“Both of them?” I ask, stunned that Jase’s father actually made the effort to approach him.
“Yes,” he says, sighing heavily.
“What happened?”
He shrugs. “It could have been worse.”
So it was pretty bad. I brush back a few strands of hair from hisforehead. This time, his sigh is soft, and he snuggles up against me. For a long time, we’re quiet. I wait until he starts to talk.
“They apologized. Or at least, they pretended to. But... it wasn’t enough.” His voice breaks as he tells me about the conversation with his parents, and my heart aches for him. I hate that it hurts him so much.
“That’s so awful,” I say when he’s done.
“Yeah.”
“What do you want to do now?”
“I don’t know. I don’t have a clue. I need time to think, and then we’ll see.”
“Then take your time.”
He looks up at me, and his eyes are so green. “You told Dad that he was the one who was disappointing me.”
“I did.” I blush.
He smiles. “Thank you.”
I smile back. “Any time.”
He takes my hand and kisses my palm. My skin begins to tingle. “How was your day?” he asks, and I know that he wants to ask how I’m doing, but he’s not going to, because he also knows that I don’t have a real answer to the question.
“Pearson was here.” I drop the bombshell, just like that. Jase sits up abruptly.
“What?”
“He came to see me. Charlotte got expelled.”
“What?” His eyes go wide, and I have to smile. All at once, I feel much lighter.
“Don’t ask me how he found out what she did. But he knows.
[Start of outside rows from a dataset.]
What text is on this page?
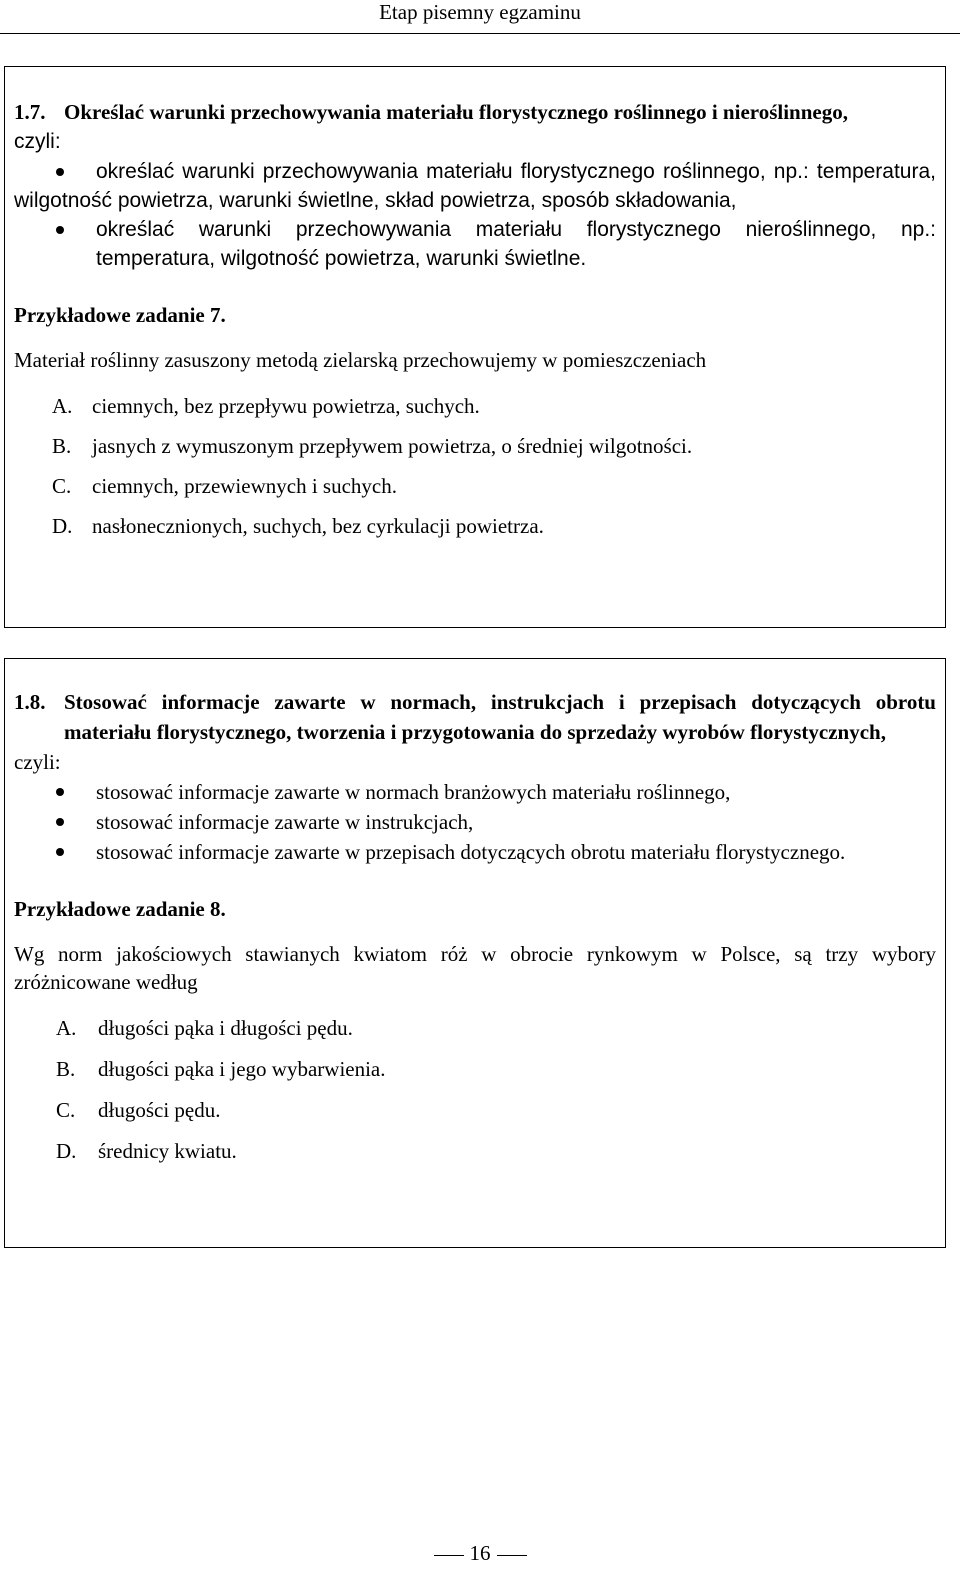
Etap pisemny egzaminu
1.7. Określać warunki przechowywania materiału florystycznego roślinnego i nieroślinnego,
czyli:
określać warunki przechowywania materiału florystycznego roślinnego, np.: temperatura, wilgotność powietrza, warunki świetlne, skład powietrza, sposób składowania,
określać warunki przechowywania materiału florystycznego nieroślinnego, np.: temperatura, wilgotność powietrza, warunki świetlne.
Przykładowe zadanie 7.
Materiał roślinny zasuszony metodą zielarską przechowujemy w pomieszczeniach
A. ciemnych, bez przepływu powietrza, suchych.
B. jasnych z wymuszonym przepływem powietrza, o średniej wilgotności.
C. ciemnych, przewiewnych i suchych.
D. nasłonecznionych, suchych, bez cyrkulacji powietrza.
1.8. Stosować informacje zawarte w normach, instrukcjach i przepisach dotyczących obrotu materiału florystycznego, tworzenia i przygotowania do sprzedaży wyrobów florystycznych,
czyli:
stosować informacje zawarte w normach branżowych materiału roślinnego,
stosować informacje zawarte w instrukcjach,
stosować informacje zawarte w przepisach dotyczących obrotu materiału florystycznego.
Przykładowe zadanie 8.
Wg norm jakościowych stawianych kwiatom róż w obrocie rynkowym w Polsce, są trzy wybory zróżnicowane według
A.	długości pąka i długości pędu.
B.	długości pąka i jego wybarwienia.
C.	długości pędu.
D.	średnicy kwiatu.
16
And there were consequences.”
Jase opens his mouth and closes it again. “Fuck.” It doesn’t sound like a curse. More like an expression of relief.
“Yes.”
“She’s gone.”
“Yes.”
“Thank God.”
“Yes.” I smile.
“How are you?” He puts a hand on my cheek. He strokes my lips with his thumb, and a warm tingling spreads through me.
“Better,” I say, and it’s the truth. I really do feel better.
He tries to take his hand back, but I hold on to it tightly. Desire is pulsing through my body. It’s been days since the last time he kissed me properly—since hereallykissed me. It feels like an eternity. I think about my talk with Mom, and how I told her that I can talk to Jase. And I know I can. But maybe... maybe we don’t need to talk just now.